Imagine the payback if carbon capture-and-storage technologies or advanced methods of burning coal were demonstrated successfully at a coal plant here. Coal accounts for 40 percent of the world’s electricity output. Helping other states and nations to use more efficient coal-combustion technologies not only serves the broader interests of humanity, but also represents a potential financial windfall for Utahns.
Yet the state’s politicians and policymakers have chosen to go in the opposite direction. Perhaps a good excuse can be found in the Obama administration’s announcement of a “climate stabilization plan” (otherwise known as the president’s “war on coal”), which envisions a future wherein most if not quite all of the nation’s energy needs are met by wind farms, the sun, geothermal power, ocean waves, algae, plant materials and other renewable sources.
Never mind that coal and nuclear energy combined still provide 60 percent of the power transmitted over the nation’s electric grid. Never mind that solar and wind together would account for far less than 4 percent of total in the absence of government subsidies and tax breaks. Never mind that the sun and the wind provide power only on days when the weather cooperates, and therefore can’t supply the country’s base-load electricity needs 24/7. Consequently, expensive large-scale energy storage capacity and backup energy generators, such as gas-powered turbines, are required before the president’s dream possibly can become reality.
Nuclear power is another viable option to coal. As the demand for electricity at home and abroad grows, new nuclear plants are being built. Four reactors – two each in Georgia and South Carolina – are under construction, and two others have been approved for construction in Florida. All of the reactors use an advanced “AP1000” design, in which a plant’s components are built off-site in factories and then delivered for assembly. Worries that new nuclear plants cannot be built on time and on budget therefore are fading.
A number of other countries, including China and Great Britain, likewise are building AP1000 reactors, using U.S. expertise.
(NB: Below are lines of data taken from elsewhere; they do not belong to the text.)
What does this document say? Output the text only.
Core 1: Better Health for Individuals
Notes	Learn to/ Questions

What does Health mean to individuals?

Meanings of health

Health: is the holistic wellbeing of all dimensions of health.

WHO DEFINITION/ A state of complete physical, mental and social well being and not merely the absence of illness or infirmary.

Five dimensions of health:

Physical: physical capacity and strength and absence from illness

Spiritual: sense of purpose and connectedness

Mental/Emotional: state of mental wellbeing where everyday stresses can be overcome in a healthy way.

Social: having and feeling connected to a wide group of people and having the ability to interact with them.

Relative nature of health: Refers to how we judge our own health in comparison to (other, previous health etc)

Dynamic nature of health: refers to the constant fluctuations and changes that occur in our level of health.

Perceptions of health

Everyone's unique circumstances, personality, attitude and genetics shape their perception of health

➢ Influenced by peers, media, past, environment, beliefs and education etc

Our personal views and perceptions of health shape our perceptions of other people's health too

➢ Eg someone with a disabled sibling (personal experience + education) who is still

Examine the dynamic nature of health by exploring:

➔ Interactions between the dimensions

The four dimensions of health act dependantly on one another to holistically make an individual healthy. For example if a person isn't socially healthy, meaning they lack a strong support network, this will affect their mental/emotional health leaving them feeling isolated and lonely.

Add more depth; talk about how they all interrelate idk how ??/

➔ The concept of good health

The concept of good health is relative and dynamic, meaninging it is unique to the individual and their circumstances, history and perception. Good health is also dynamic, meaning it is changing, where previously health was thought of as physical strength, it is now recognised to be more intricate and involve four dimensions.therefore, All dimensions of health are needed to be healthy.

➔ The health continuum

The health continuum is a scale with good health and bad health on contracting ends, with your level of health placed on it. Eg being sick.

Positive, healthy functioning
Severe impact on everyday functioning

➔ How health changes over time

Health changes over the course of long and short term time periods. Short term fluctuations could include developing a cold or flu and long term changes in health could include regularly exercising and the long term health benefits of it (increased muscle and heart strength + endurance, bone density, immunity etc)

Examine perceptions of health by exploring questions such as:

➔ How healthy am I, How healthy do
Why is Utah behind the nuclear curve?
Promoting advanced coal-burning technologies and nuclear power is a better strategy for reducing carbon emissions in Utah and the nation as a whole than subsidizing the manufacture and use of politically correct “green” energy sources.
Despite regulatory challenges, coal and nuclear aren’t going away. The need for both is stronger than ever and Utah can be a leader instead of a follower along the path to a cheap, clean and more stable energy future.
William F. Shughart II, J. Fish Smith professor in public choice at Utah State University’s Huntsman School of Business, is research director and senior fellow of The Independent Institute in Oakland, California.